After the surgery I woke up and promptly decided to think about absolutely nothing for a while.*
As I remember these events, it's ironic to ponder that if I were less naturally obnoxious and demanding--and had less of a survival instinct; IOW, if I were less of a you-know-what--I'd probably be dead right now.
*****
All three of these incidents occurred at the notorious and now-defunct Silas B. Hays Army Community Hospital, located at also now-defunct Fort Ord, CA (During the time of the rumored incident and the other two incidents, I was attending the Defense Language Institute at nearby Presidio of Monterey). I have at least two stories involving less hair-raising examples of the type of "quality" healthcare that the VA provides, but I think you get my point. All of the military and non-military personnel at SBH, other military hospitals and VA hospitals are federal employees and, as is so for all other federal employees, it takes an act of Congress--almost literally--to fire them. Therefore, the only incentive they have to excel in what they do is that most prized of characteristics--personal integrity.** (The reason such is so prized is that it's difficult to find.) Barring real consequences for action or inaction, a federal worker with little or no personal integrity can simply squeak by and not worry about getting fired.

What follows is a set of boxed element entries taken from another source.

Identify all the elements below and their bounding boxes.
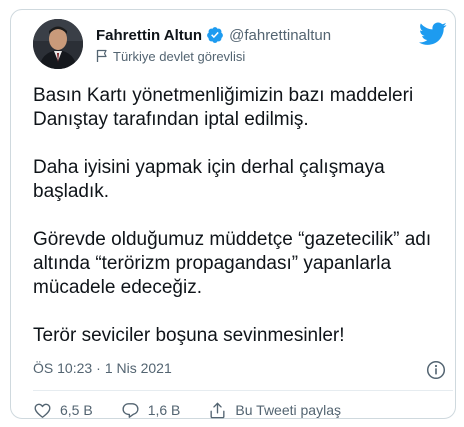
tweet-text: Basın Kartı yönetmenliğimizin bazı madde… [33, 84, 453, 348]
tweet-time[interactable]: ÖS 10:23 [33, 360, 92, 376]
reply-count: 1,6 B [147, 402, 181, 418]
account-label-text: Türkiye devlet görevlisi [113, 48, 246, 64]
info-icon[interactable] [426, 360, 446, 380]
tweet-card[interactable]: Fahrettin Altun @fahrettinaltun Türkiye … [10, 9, 456, 419]
like-count: 6,5 B [60, 402, 93, 418]
tweet-paragraph: Basın Kartı yönetmenliğimizin bazı madde… [33, 85, 414, 130]
author-name[interactable]: Fahrettin Altun [96, 27, 202, 44]
tweet-date[interactable]: 1 Nis 2021 [105, 360, 172, 376]
like-button[interactable]: 6,5 B [33, 401, 93, 420]
reply-bubble-icon [122, 402, 139, 418]
share-icon [210, 402, 225, 418]
share-button[interactable]: Bu Tweeti paylaş [208, 401, 341, 420]
action-bar: 6,5 B 1,6 B Bu Tweeti paylaş [33, 397, 341, 423]
divider [33, 390, 453, 391]
author-handle[interactable]: @fahrettinaltun [229, 27, 331, 44]
share-label: Bu Tweeti paylaş [235, 402, 341, 418]
verified-badge-icon [207, 27, 223, 43]
twitter-bird-icon[interactable] [419, 22, 447, 46]
tweet-paragraph: Daha iyisini yapmak için derhal çalışmay… [33, 157, 385, 202]
separator-dot: · [96, 360, 101, 376]
tweet-timestamp[interactable]: ÖS 10:23 · 1 Nis 2021 [33, 358, 172, 378]
reply-button[interactable]: 1,6 B [121, 401, 181, 420]
flag-icon [96, 49, 107, 62]
account-label: Türkiye devlet görevlisi [96, 48, 245, 64]
avatar[interactable] [33, 19, 83, 69]
heart-icon [34, 403, 51, 418]
tweet-paragraph: Görevde olduğumuz müddetçe “gazetecilik”… [33, 229, 432, 298]
tweet-paragraph: Terör seviciler boşuna sevinmesinler! [33, 325, 345, 346]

In the case of all too many federal healthcare workers, competence and "bedside manner" appear to be optional. (See also other government-run healthcare facilities like LA's Martin Luther King Jr./Charles Drew Medical Center. King/Drew, a Los Angeles County facility, is colloquially known as "Killer King"; its negligence-borne body count likely has both doctors--along with Dr. Hays-- spinning in their graves. And many of the perpetrators, doctor, nurse, technician and administrator alike, have kept their jobs and gone on to, possibly, reoffend.)
Knowing the nature of this particularly beastly beast as well as I do, I still think that it was correct for the commander of Walter Reed and the Secretary of the Army to "resign." Even though military/veteran hospital healthcare has been spotty for a couple of generations, we live in a time in which this fact can no longer be ignored and the administrators of the two systems could have seized the opportunity to make changes. (Hey, every other thing involving military matters has been leaked to the Big Media--including classified action designed to combat terrorists; why not this?)
However, unless the conditions of government employment change--unless it becomes easier to terminate government employees for being incompetent--I think that neither the quality of government healthcare nor the quality of any other government agency's services (rendered) will change.
There is simply no incentive for change to occur.
*On a darkly humorous note, my first post-miscarriage visitors were three of my best friends--all men--and the attending nurse was in the room when the three came in together. He (the nurse) gave them this weird look, so I dead-panned that "they're all the father," breaking all four of them up into laughter.
**The above-mentioned nurse--a huge football player-looking Army lieutenant--was top-notch.
UPDATE: The surgeon general of the Army, Lt. General Kevin Kiley--who briefly repaced the commander of Walter Reed--"resigned" today.